🚀 Building a Real-Time Stock Market Analytics Pipeline on AWS
Author: Muhammad Awais | DevSecOps Engineer | AWS | Kubernetes | Terraform
Overview ☁️
In this project, I built a fully serverless, event-driven Real-Time Stock Market Data Analytics Pipeline on AWS. The pipeline ingests live stock data, processes it, stores it, analyzes trends, and sends smart alerts — all with minimal cost and zero servers to manage.
Here is what the pipeline does end to end:
- Streams real-time stock data from yfinance into Amazon Kinesis Data Streams
- Triggers AWS Lambda to process, clean, and store incoming data
- Stores raw data in Amazon S3 for historical analysis
- Stores processed data in Amazon DynamoDB for low-latency querying
- Queries historical data using Amazon Athena via AWS Glue Catalog
- Detects stock trends using moving averages (SMA-5 and SMA-20)
- Sends real-time buy/sell alerts via Amazon SNS (Email/SMS)
Architecture at a Glance 🏗️
Python Script (yfinance)
↓
Amazon Kinesis Data Streams
↓
AWS Lambda (Process & Clean Data)
↓ ↓
Amazon DynamoDB Amazon S3
↓ ↓
AWS Lambda AWS Glue Catalog
(Trend Analysis) ↓
↓ Amazon Athena
Amazon SNS ↓
(Email/SMS Alerts) Amazon S3
(Query Results)
Steps to Build This Pipeline 👩💻
Step 1 — Setting Up Data Streaming with Amazon Kinesis
The first step is creating a Kinesis Data Stream to act as the real-time data pipeline.

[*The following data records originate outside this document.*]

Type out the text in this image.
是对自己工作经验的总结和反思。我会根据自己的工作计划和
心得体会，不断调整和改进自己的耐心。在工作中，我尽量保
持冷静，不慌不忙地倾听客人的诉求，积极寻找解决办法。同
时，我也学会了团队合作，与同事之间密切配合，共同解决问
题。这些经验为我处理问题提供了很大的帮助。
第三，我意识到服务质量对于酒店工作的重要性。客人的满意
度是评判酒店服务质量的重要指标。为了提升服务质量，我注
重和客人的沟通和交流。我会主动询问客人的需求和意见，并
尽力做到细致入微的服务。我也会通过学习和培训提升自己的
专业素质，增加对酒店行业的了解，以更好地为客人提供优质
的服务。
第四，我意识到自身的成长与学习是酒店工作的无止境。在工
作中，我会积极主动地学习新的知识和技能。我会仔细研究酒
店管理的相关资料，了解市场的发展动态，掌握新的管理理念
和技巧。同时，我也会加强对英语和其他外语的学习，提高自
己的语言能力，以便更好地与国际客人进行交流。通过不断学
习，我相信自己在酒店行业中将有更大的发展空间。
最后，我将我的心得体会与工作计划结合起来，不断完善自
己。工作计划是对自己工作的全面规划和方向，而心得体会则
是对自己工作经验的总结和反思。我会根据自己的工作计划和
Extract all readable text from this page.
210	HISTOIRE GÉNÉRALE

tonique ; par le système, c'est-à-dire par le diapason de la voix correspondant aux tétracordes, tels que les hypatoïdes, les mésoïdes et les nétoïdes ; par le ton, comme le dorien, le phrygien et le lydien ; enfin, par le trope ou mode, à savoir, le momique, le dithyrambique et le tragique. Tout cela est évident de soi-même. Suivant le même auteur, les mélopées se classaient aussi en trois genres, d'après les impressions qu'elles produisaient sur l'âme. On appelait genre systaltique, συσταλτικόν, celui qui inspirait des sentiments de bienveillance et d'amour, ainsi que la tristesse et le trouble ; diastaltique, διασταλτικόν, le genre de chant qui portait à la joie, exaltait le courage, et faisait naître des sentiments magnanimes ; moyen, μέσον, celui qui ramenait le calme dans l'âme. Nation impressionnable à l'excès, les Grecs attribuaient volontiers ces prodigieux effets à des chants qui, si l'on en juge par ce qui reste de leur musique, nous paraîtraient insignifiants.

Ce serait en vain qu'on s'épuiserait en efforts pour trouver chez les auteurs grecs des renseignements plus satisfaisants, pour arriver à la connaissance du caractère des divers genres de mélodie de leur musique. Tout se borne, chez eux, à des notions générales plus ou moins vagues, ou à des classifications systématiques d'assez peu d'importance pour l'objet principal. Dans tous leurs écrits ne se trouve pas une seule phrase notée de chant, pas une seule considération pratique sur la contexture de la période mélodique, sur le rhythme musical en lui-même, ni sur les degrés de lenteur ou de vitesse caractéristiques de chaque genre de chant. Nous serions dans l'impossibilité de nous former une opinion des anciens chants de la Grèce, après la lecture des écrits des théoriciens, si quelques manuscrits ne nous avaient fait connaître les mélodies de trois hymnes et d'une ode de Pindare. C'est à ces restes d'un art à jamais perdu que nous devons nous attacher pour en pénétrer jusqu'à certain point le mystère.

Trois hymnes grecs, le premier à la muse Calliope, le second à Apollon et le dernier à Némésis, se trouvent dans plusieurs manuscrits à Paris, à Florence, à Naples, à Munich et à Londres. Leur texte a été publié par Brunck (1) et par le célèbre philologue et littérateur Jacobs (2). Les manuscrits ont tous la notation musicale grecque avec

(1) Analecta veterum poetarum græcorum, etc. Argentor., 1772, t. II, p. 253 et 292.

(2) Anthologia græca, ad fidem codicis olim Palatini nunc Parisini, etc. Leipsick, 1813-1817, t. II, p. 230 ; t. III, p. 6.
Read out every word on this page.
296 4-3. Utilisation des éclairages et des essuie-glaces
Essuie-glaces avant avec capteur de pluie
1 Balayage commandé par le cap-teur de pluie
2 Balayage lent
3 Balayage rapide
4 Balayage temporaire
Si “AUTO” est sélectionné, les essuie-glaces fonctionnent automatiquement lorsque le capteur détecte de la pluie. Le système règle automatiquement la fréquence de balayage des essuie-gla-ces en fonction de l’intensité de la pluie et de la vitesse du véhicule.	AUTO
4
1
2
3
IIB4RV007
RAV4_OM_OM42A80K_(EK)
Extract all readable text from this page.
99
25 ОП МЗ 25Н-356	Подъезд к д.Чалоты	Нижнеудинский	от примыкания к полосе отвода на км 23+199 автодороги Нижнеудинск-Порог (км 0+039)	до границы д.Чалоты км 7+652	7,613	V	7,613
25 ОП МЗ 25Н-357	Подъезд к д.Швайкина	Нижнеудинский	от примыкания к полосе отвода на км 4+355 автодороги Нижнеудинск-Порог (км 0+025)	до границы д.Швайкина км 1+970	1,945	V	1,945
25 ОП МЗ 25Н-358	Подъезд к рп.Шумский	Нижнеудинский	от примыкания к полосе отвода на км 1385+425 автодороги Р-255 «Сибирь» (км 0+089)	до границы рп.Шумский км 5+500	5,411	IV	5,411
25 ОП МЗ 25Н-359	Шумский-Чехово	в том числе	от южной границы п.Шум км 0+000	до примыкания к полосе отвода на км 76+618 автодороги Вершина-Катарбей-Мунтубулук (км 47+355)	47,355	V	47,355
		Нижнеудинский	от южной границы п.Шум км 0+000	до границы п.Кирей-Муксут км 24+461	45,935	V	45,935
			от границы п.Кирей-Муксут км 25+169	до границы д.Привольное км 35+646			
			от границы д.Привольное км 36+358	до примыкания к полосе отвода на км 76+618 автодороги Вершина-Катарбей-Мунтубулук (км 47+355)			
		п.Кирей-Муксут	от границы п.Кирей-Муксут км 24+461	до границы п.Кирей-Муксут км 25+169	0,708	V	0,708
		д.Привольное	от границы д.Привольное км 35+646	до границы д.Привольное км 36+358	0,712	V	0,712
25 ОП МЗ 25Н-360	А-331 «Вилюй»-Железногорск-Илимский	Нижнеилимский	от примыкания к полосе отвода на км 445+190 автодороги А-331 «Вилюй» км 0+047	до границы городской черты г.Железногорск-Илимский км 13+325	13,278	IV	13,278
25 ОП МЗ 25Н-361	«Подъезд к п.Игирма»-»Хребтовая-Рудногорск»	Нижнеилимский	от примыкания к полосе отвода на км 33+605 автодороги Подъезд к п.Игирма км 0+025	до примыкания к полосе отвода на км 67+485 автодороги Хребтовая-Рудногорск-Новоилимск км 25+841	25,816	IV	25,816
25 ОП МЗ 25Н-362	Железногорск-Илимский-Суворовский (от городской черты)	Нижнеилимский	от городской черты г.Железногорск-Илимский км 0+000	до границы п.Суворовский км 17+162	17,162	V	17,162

Create the Kinesis Stream:
- Go to AWS Console → Kinesis → Data Streams
- Click Create data stream
- Name it
stock-market-stream - Choose On-demand capacity mode (cost-efficient for variable workloads)
- Click Create
Python Producer Script:
This script continuously fetches stock data from yfinance and pushes it to Kinesis every 30 seconds.
import boto3
import json
import time
import yfinance as yf
kinesis_client = boto3.client('kinesis', region_name='us-east-1')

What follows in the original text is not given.